Traumatisés du mini-jet-lag que constitue le fait de changer d’heure deux fois par année, réjouissez-vous! Dans la nuit du samedi 27 au dimanche 28 octobre, ce sera peut-être l’avant-dernière fois que nous allons reculer nos montres d’une heure à 3 heures du matin. La Commission européenne vient en effet d’indiquer son souhait d’abolir ces allers-retours de cadran dès 2019, histoire de rejoindre la majorité du globe qui vit à la même heure toute l’année. Une décision qui fait suite à un sondage en ligne, réalisé cet été, qui a vu 84% des 4,6 millions d’Européens consultés exprimer leur souhait d’en finir avec cette instabilité temporelle et une préférence marquée pour l’heure d’été.

Bien sûr, cette directive devra encore être validée par le Parlement européen et le Conseil de l’Europe en mars prochain avant d’entrer en vigueur.
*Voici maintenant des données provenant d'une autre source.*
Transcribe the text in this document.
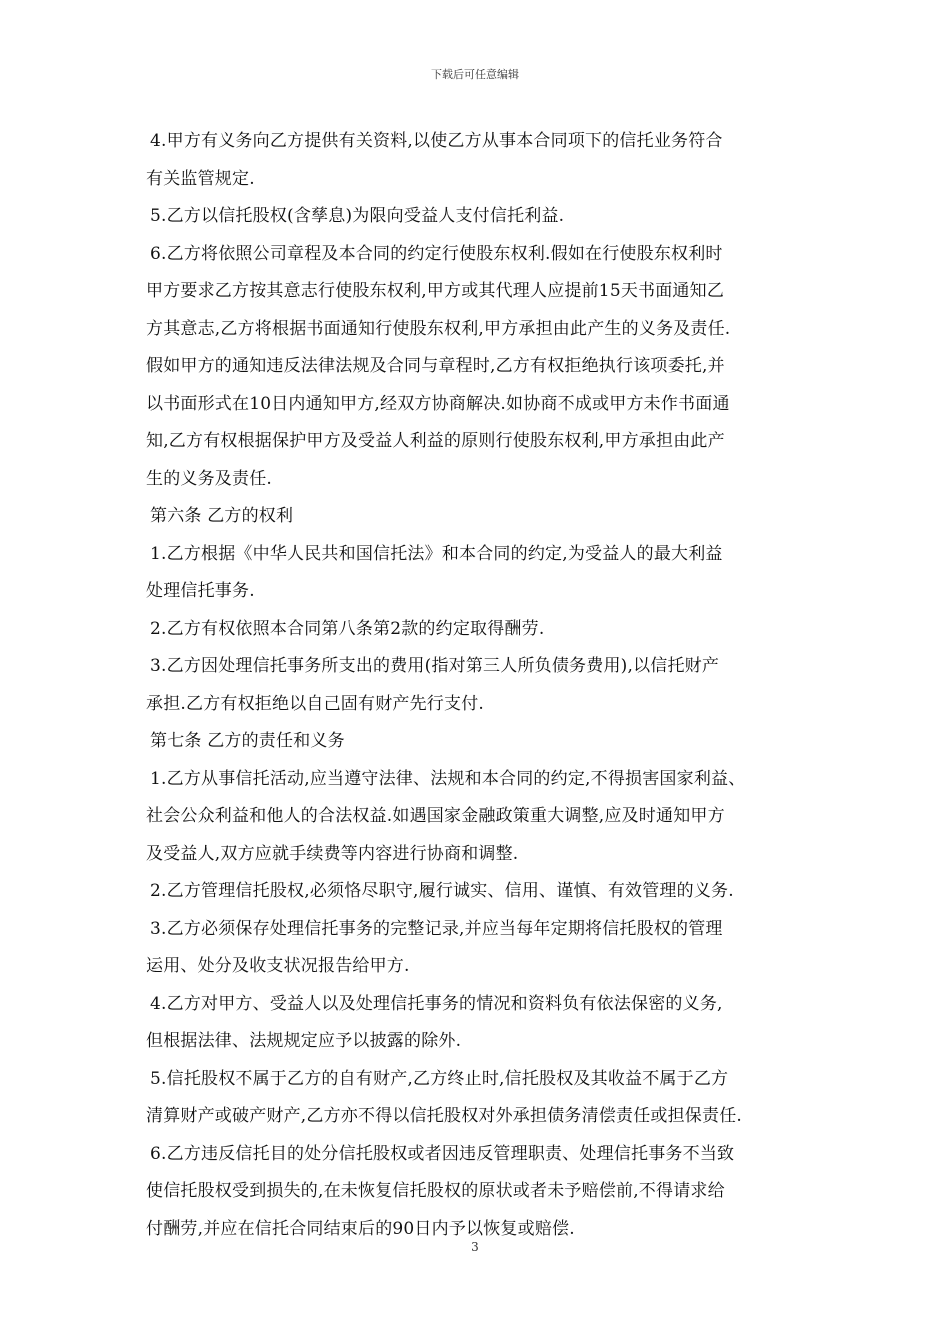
下载后可任意编辑
4.甲方有义务向乙方提供有关资料,以使乙方从事本合同项下的信托业务符合
有关监管规定.
5.乙方以信托股权(含孳息)为限向受益人支付信托利益.
6.乙方将依照公司章程及本合同的约定行使股东权利.假如在行使股东权利时
甲方要求乙方按其意志行使股东权利,甲方或其代理人应提前15天书面通知乙
方其意志,乙方将根据书面通知行使股东权利,甲方承担由此产生的义务及责任.
假如甲方的通知违反法律法规及合同与章程时,乙方有权拒绝执行该项委托,并
以书面形式在10日内通知甲方,经双方协商解决.如协商不成或甲方未作书面通
知,乙方有权根据保护甲方及受益人利益的原则行使股东权利,甲方承担由此产
生的义务及责任.
第六条 乙方的权利
1.乙方根据《中华人民共和国信托法》和本合同的约定,为受益人的最大利益
处理信托事务.
2.乙方有权依照本合同第八条第2款的约定取得酬劳.
3.乙方因处理信托事务所支出的费用(指对第三人所负债务费用),以信托财产
承担.乙方有权拒绝以自己固有财产先行支付.
第七条 乙方的责任和义务
1.乙方从事信托活动,应当遵守法律、法规和本合同的约定,不得损害国家利益、
社会公众利益和他人的合法权益.如遇国家金融政策重大调整,应及时通知甲方
及受益人,双方应就手续费等内容进行协商和调整.
2.乙方管理信托股权,必须恪尽职守,履行诚实、信用、谨慎、有效管理的义务.
3.乙方必须保存处理信托事务的完整记录,并应当每年定期将信托股权的管理
运用、处分及收支状况报告给甲方.
4.乙方对甲方、受益人以及处理信托事务的情况和资料负有依法保密的义务,
但根据法律、法规规定应予以披露的除外.
5.信托股权不属于乙方的自有财产,乙方终止时,信托股权及其收益不属于乙方
清算财产或破产财产,乙方亦不得以信托股权对外承担债务清偿责任或担保责任.
6.乙方违反信托目的处分信托股权或者因违反管理职责、处理信托事务不当致
使信托股权受到损失的,在未恢复信托股权的原状或者未予赔偿前,不得请求给
付酬劳,并应在信托合同结束后的90日内予以恢复或赔偿.
3
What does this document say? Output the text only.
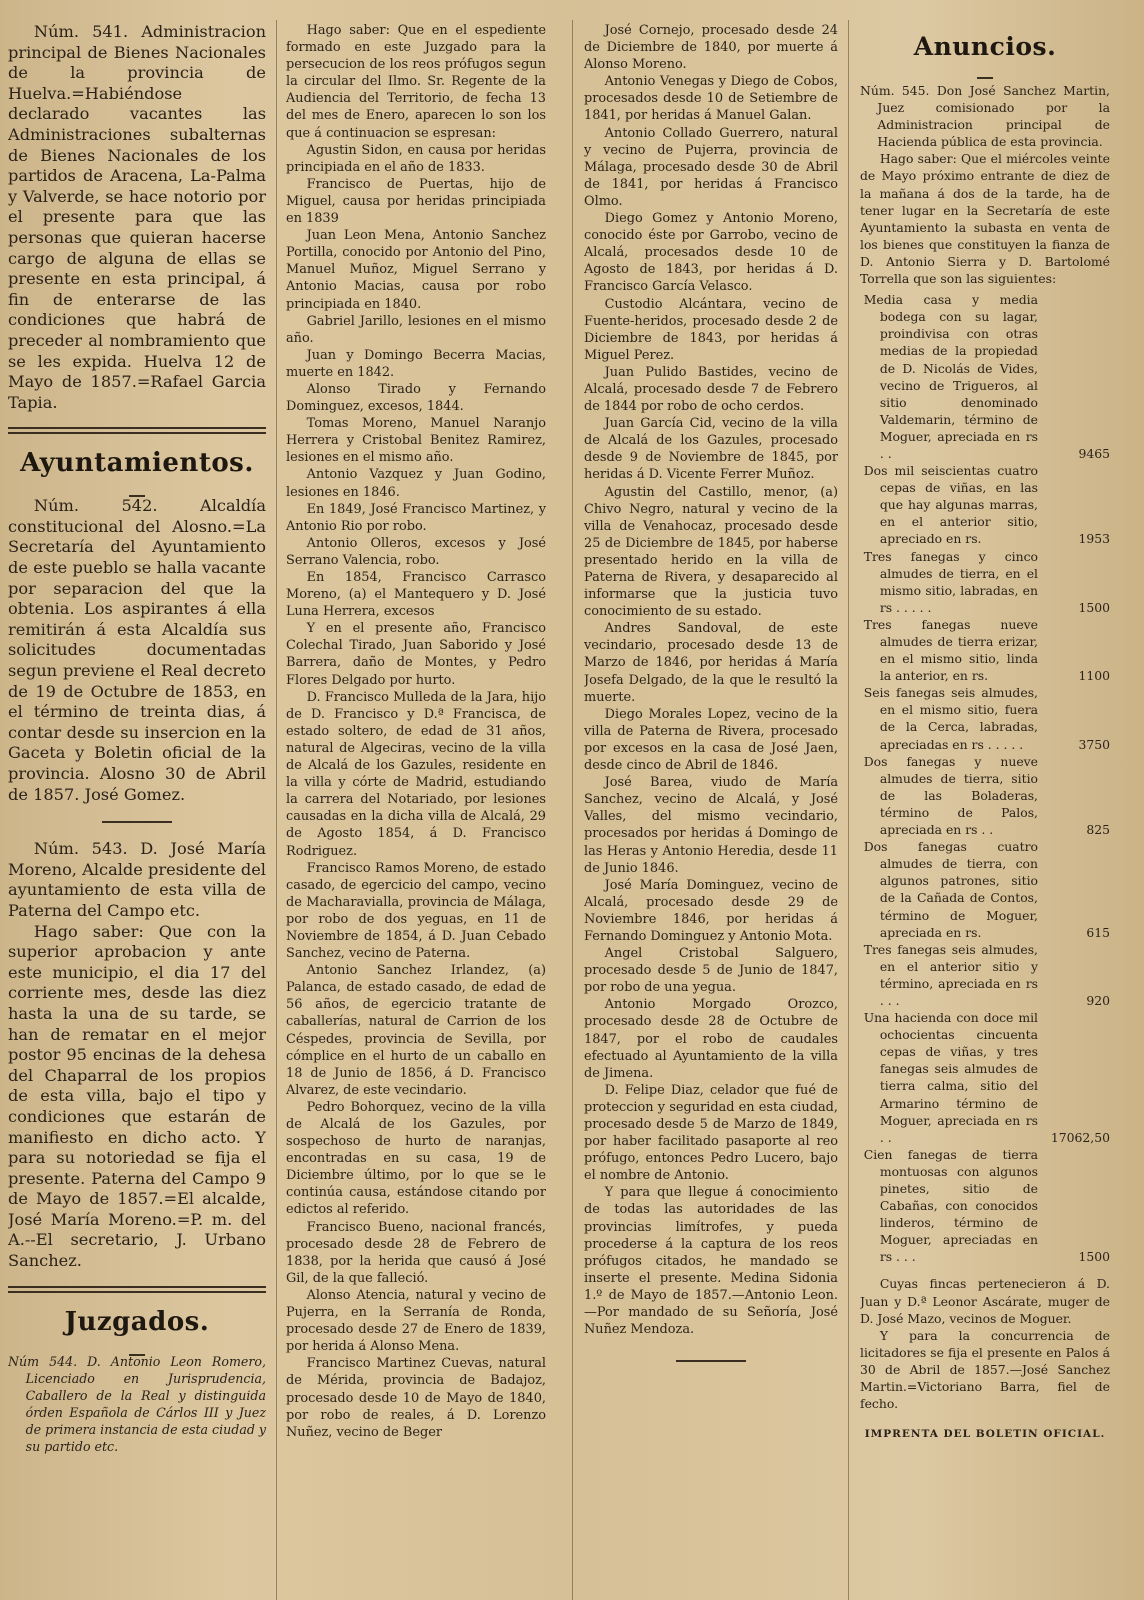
Núm. 541. Administracion principal de Bienes Nacionales de la provincia de Huelva.=Habiéndose declarado vacantes las Administraciones subalternas de Bienes Nacionales de los partidos de Aracena, La-Palma y Valverde, se hace notorio por el presente para que las personas que quieran hacerse cargo de alguna de ellas se presente en esta principal, á fin de enterarse de las condiciones que habrá de preceder al nombramiento que se les expida. Huelva 12 de Mayo de 1857.=Rafael Garcia Tapia.

Ayuntamientos.

Núm. 542. Alcaldía constitucional del Alosno.=La Secretaría del Ayuntamiento de este pueblo se halla vacante por separacion del que la obtenia. Los aspirantes á ella remitirán á esta Alcaldía sus solicitudes documentadas segun previene el Real decreto de 19 de Octubre de 1853, en el término de treinta dias, á contar desde su insercion en la Gaceta y Boletin oficial de la provincia. Alosno 30 de Abril de 1857. José Gomez.

Núm. 543. D. José María Moreno, Alcalde presidente del ayuntamiento de esta villa de Paterna del Campo etc.

Hago saber: Que con la superior aprobacion y ante este municipio, el dia 17 del corriente mes, desde las diez hasta la una de su tarde, se han de rematar en el mejor postor 95 encinas de la dehesa del Chaparral de los propios de esta villa, bajo el tipo y condiciones que estarán de manifiesto en dicho acto. Y para su notoriedad se fija el presente. Paterna del Campo 9 de Mayo de 1857.=El alcalde, José María Moreno.=P. m. del A.--El secretario, J. Urbano Sanchez.

Juzgados.

Núm 544. D. Antonio Leon Romero, Licenciado en Jurisprudencia, Caballero de la Real y distinguida órden Española de Cárlos III y Juez de primera instancia de esta ciudad y su partido etc.

Hago saber: Que en el espediente formado en este Juzgado para la persecucion de los reos prófugos segun la circular del Ilmo. Sr. Regente de la Audiencia del Territorio, de fecha 13 del mes de Enero, aparecen lo son los que á continuacion se espresan:

Agustin Sidon, en causa por heridas principiada en el año de 1833.

Francisco de Puertas, hijo de Miguel, causa por heridas principiada en 1839

Juan Leon Mena, Antonio Sanchez Portilla, conocido por Antonio del Pino, Manuel Muñoz, Miguel Serrano y Antonio Macias, causa por robo principiada en 1840.

Gabriel Jarillo, lesiones en el mismo año.

Juan y Domingo Becerra Macias, muerte en 1842.

Alonso Tirado y Fernando Dominguez, excesos, 1844.

Tomas Moreno, Manuel Naranjo Herrera y Cristobal Benitez Ramirez, lesiones en el mismo año.

Antonio Vazquez y Juan Godino, lesiones en 1846.

En 1849, José Francisco Martinez, y Antonio Rio por robo.

Antonio Olleros, excesos y José Serrano Valencia, robo.

En 1854, Francisco Carrasco Moreno, (a) el Mantequero y D. José Luna Herrera, excesos

Y en el presente año, Francisco Colechal Tirado, Juan Saborido y José Barrera, daño de Montes, y Pedro Flores Delgado por hurto.

D. Francisco Mulleda de la Jara, hijo de D. Francisco y D.ª Francisca, de estado soltero, de edad de 31 años, natural de Algeciras, vecino de la villa de Alcalá de los Gazules, residente en la villa y córte de Madrid, estudiando la carrera del Notariado, por lesiones causadas en la dicha villa de Alcalá, 29 de Agosto 1854, á D. Francisco Rodriguez.

Francisco Ramos Moreno, de estado casado, de egercicio del campo, vecino de Macharavialla, provincia de Málaga, por robo de dos yeguas, en 11 de Noviembre de 1854, á D. Juan Cebado Sanchez, vecino de Paterna.

Antonio Sanchez Irlandez, (a) Palanca, de estado casado, de edad de 56 años, de egercicio tratante de caballerías, natural de Carrion de los Céspedes, provincia de Sevilla, por cómplice en el hurto de un caballo en 18 de Junio de 1856, á D. Francisco Alvarez, de este vecindario.

Pedro Bohorquez, vecino de la villa de Alcalá de los Gazules, por sospechoso de hurto de naranjas, encontradas en su casa, 19 de Diciembre último, por lo que se le continúa causa, estándose citando por edictos al referido.

Francisco Bueno, nacional francés, procesado desde 28 de Febrero de 1838, por la herida que causó á José Gil, de la que falleció.

Alonso Atencia, natural y vecino de Pujerra, en la Serranía de Ronda, procesado desde 27 de Enero de 1839, por herida á Alonso Mena.

Francisco Martinez Cuevas, natural de Mérida, provincia de Badajoz, procesado desde 10 de Mayo de 1840, por robo de reales, á D. Lorenzo Nuñez, vecino de Beger

José Cornejo, procesado desde 24 de Diciembre de 1840, por muerte á Alonso Moreno.

Antonio Venegas y Diego de Cobos, procesados desde 10 de Setiembre de 1841, por heridas á Manuel Galan.

Antonio Collado Guerrero, natural y vecino de Pujerra, provincia de Málaga, procesado desde 30 de Abril de 1841, por heridas á Francisco Olmo.

Diego Gomez y Antonio Moreno, conocido éste por Garrobo, vecino de Alcalá, procesados desde 10 de Agosto de 1843, por heridas á D. Francisco García Velasco.

Custodio Alcántara, vecino de Fuente-heridos, procesado desde 2 de Diciembre de 1843, por heridas á Miguel Perez.

Juan Pulido Bastides, vecino de Alcalá, procesado desde 7 de Febrero de 1844 por robo de ocho cerdos.

Juan García Cid, vecino de la villa de Alcalá de los Gazules, procesado desde 9 de Noviembre de 1845, por heridas á D. Vicente Ferrer Muñoz.

Agustin del Castillo, menor, (a) Chivo Negro, natural y vecino de la villa de Venahocaz, procesado desde 25 de Diciembre de 1845, por haberse presentado herido en la villa de Paterna de Rivera, y desaparecido al informarse que la justicia tuvo conocimiento de su estado.

Andres Sandoval, de este vecindario, procesado desde 13 de Marzo de 1846, por heridas á María Josefa Delgado, de la que le resultó la muerte.

Diego Morales Lopez, vecino de la villa de Paterna de Rivera, procesado por excesos en la casa de José Jaen, desde cinco de Abril de 1846.

José Barea, viudo de María Sanchez, vecino de Alcalá, y José Valles, del mismo vecindario, procesados por heridas á Domingo de las Heras y Antonio Heredia, desde 11 de Junio 1846.

José María Dominguez, vecino de Alcalá, procesado desde 29 de Noviembre 1846, por heridas á Fernando Dominguez y Antonio Mota.

Angel Cristobal Salguero, procesado desde 5 de Junio de 1847, por robo de una yegua.

Antonio Morgado Orozco, procesado desde 28 de Octubre de 1847, por el robo de caudales efectuado al Ayuntamiento de la villa de Jimena.

D. Felipe Diaz, celador que fué de proteccion y seguridad en esta ciudad, procesado desde 5 de Marzo de 1849, por haber facilitado pasaporte al reo prófugo, entonces Pedro Lucero, bajo el nombre de Antonio.

Y para que llegue á conocimiento de todas las autoridades de las provincias limítrofes, y pueda procederse á la captura de los reos prófugos citados, he mandado se inserte el presente. Medina Sidonia 1.º de Mayo de 1857.—Antonio Leon.—Por mandado de su Señoría, José Nuñez Mendoza.

Anuncios.

Núm. 545. Don José Sanchez Martin, Juez comisionado por la Administracion principal de Hacienda pública de esta provincia.

Hago saber: Que el miércoles veinte de Mayo próximo entrante de diez de la mañana á dos de la tarde, ha de tener lugar en la Secretaría de este Ayuntamiento la subasta en venta de los bienes que constituyen la fianza de D. Antonio Sierra y D. Bartolomé Torrella que son las siguientes:

Media casa y media bodega con su lagar, proindivisa con otras medias de la propiedad de D. Nicolás de Vides, vecino de Trigueros, al sitio denominado Valdemarin, término de Moguer, apreciada en rs . .	9465
Dos mil seiscientas cuatro cepas de viñas, en las que hay algunas marras, en el anterior sitio, apreciado en rs.	1953
Tres fanegas y cinco almudes de tierra, en el mismo sitio, labradas, en rs . . . . .	1500
Tres fanegas nueve almudes de tierra erizar, en el mismo sitio, linda la anterior, en rs.	1100
Seis fanegas seis almudes, en el mismo sitio, fuera de la Cerca, labradas, apreciadas en rs . . . . .	3750
Dos fanegas y nueve almudes de tierra, sitio de las Boladeras, término de Palos, apreciada en rs . .	825
Dos fanegas cuatro almudes de tierra, con algunos patrones, sitio de la Cañada de Contos, término de Moguer, apreciada en rs.	615
Tres fanegas seis almudes, en el anterior sitio y término, apreciada en rs . . .	920
Una hacienda con doce mil ochocientas cincuenta cepas de viñas, y tres fanegas seis almudes de tierra calma, sitio del Armarino término de Moguer, apreciada en rs . .	17062,50
Cien fanegas de tierra montuosas con algunos pinetes, sitio de Cabañas, con conocidos linderos, término de Moguer, apreciadas en rs . . .	1500

Cuyas fincas pertenecieron á D. Juan y D.ª Leonor Ascárate, muger de D. José Mazo, vecinos de Moguer.

Y para la concurrencia de licitadores se fija el presente en Palos á 30 de Abril de 1857.—José Sanchez Martin.=Victoriano Barra, fiel de fecho.

IMPRENTA DEL BOLETIN OFICIAL.
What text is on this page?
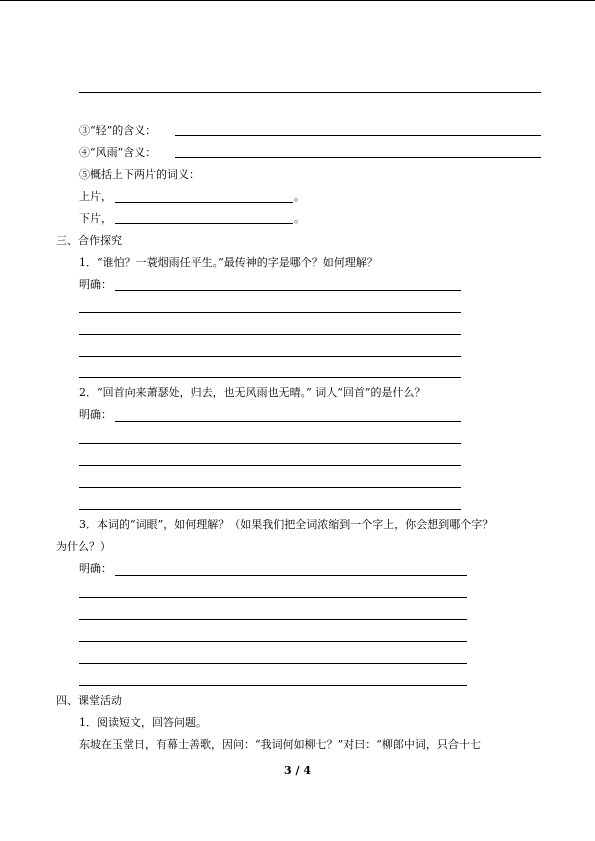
③“轻”的含义：
④“风雨”含义：
⑤概括上下两片的词义：
上片，	。
下片，	。
三、合作探究
1．“谁怕？一蓑烟雨任平生。”最传神的字是哪个？如何理解？
明确：
2．“回首向来萧瑟处，归去，也无风雨也无晴。” 词人“回首”的是什么？
明确：
3．本词的“词眼”，如何理解？（如果我们把全词浓缩到一个字上，你会想到哪个字？
为什么？）
明确：
四、课堂活动
1．阅读短文，回答问题。
东坡在玉堂日，有幕士善歌，因问：“我词何如柳七？”对曰：“柳郎中词，只合十七
3 / 4
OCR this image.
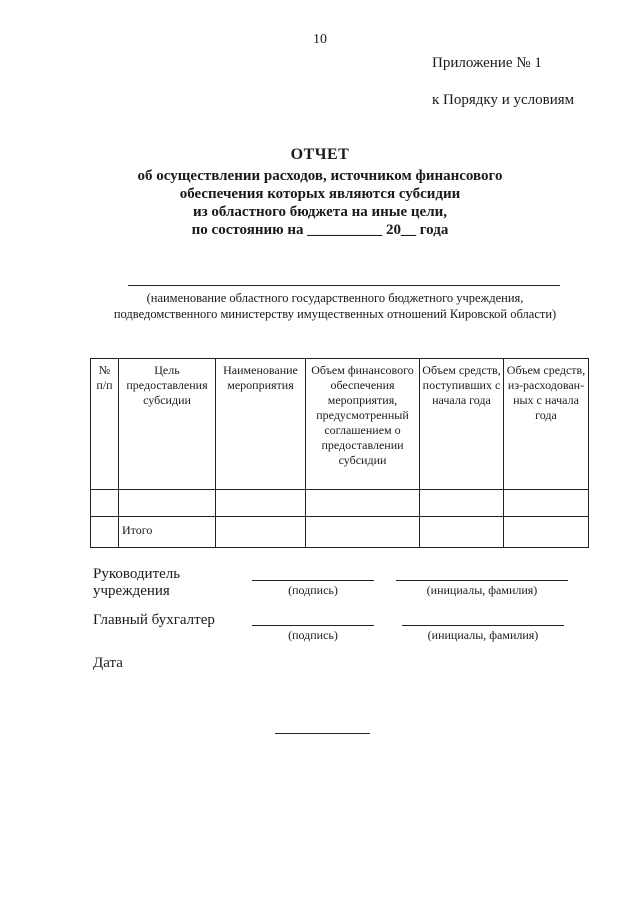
10
Приложение № 1
к Порядку и условиям
ОТЧЕТ
об осуществлении расходов, источником финансового
обеспечения которых являются субсидии
из областного бюджета на иные цели,
по состоянию на __________ 20__ года
(наименование областного государственного бюджетного учреждения,
подведомственного министерству имущественных отношений Кировской области)
№ п/п	Цель предоставления субсидии	Наименование мероприятия	Объем финансового обеспечения мероприятия, предусмотренный соглашением о предоставлении субсидии	Объем средств, поступивших с начала года	Объем средств, из-расходован-ных с начала года

	Итого				
Руководитель
учреждения	(подпись)	(инициалы, фамилия)
Главный бухгалтер
(подпись)	(инициалы, фамилия)
Дата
Elle prévoit que chaque Etat membre devra, au plus tard en avril 2019, notifier de façon permanente l’heure d’été ou l’heure d’hiver et le dernier changement obligatoire aura lieu le 31 mars 2019 pour l’heure d’été et le 27 octobre 2019 pour ceux qui choisiront l’heure d’hiver. En espérant toutefois, on le comprend, que les 27 feront preuve de bon sens en uniformisant leur choix «afin de préserver le bon fonctionnement du marché intérieur et d’éviter la fragmentation», dixit la Commission européenne. Vous imaginez le casse-tête s’il faut changer d’heure plusieurs fois dans la même journée lors d’un voyage à travers l’Europe?

Et la Suisse dans tout ça? Elle ne sera évidemment pas consultée, ne faisant pas partie de l’Union européenne, mais elle devra s’aligner à coup sûr, comme elle le fait depuis 1981, sur le diktat horloger imposé par Bruxelles, sous peine de se voir transformée en îlot temporel, ce qu’elle a d’ailleurs été au cours de son histoire, nous allons y revenir.
Deux options s’offriront donc à nous en fonction du choix européen. Si nous sommes contraints d’abandonner l’heure d’été, le Conseil fédéral peut décider seul de le faire, il dispose de bases légales pour supprimer l’ordonnance sur l’heure d’été; si au contraire nous la plébiscitons, il faudra alors que le parlement s’en mêle et change la loi qui stipule aujourd’hui que la Suisse est officiellement à l’heure de l’Europe centrale (HEC).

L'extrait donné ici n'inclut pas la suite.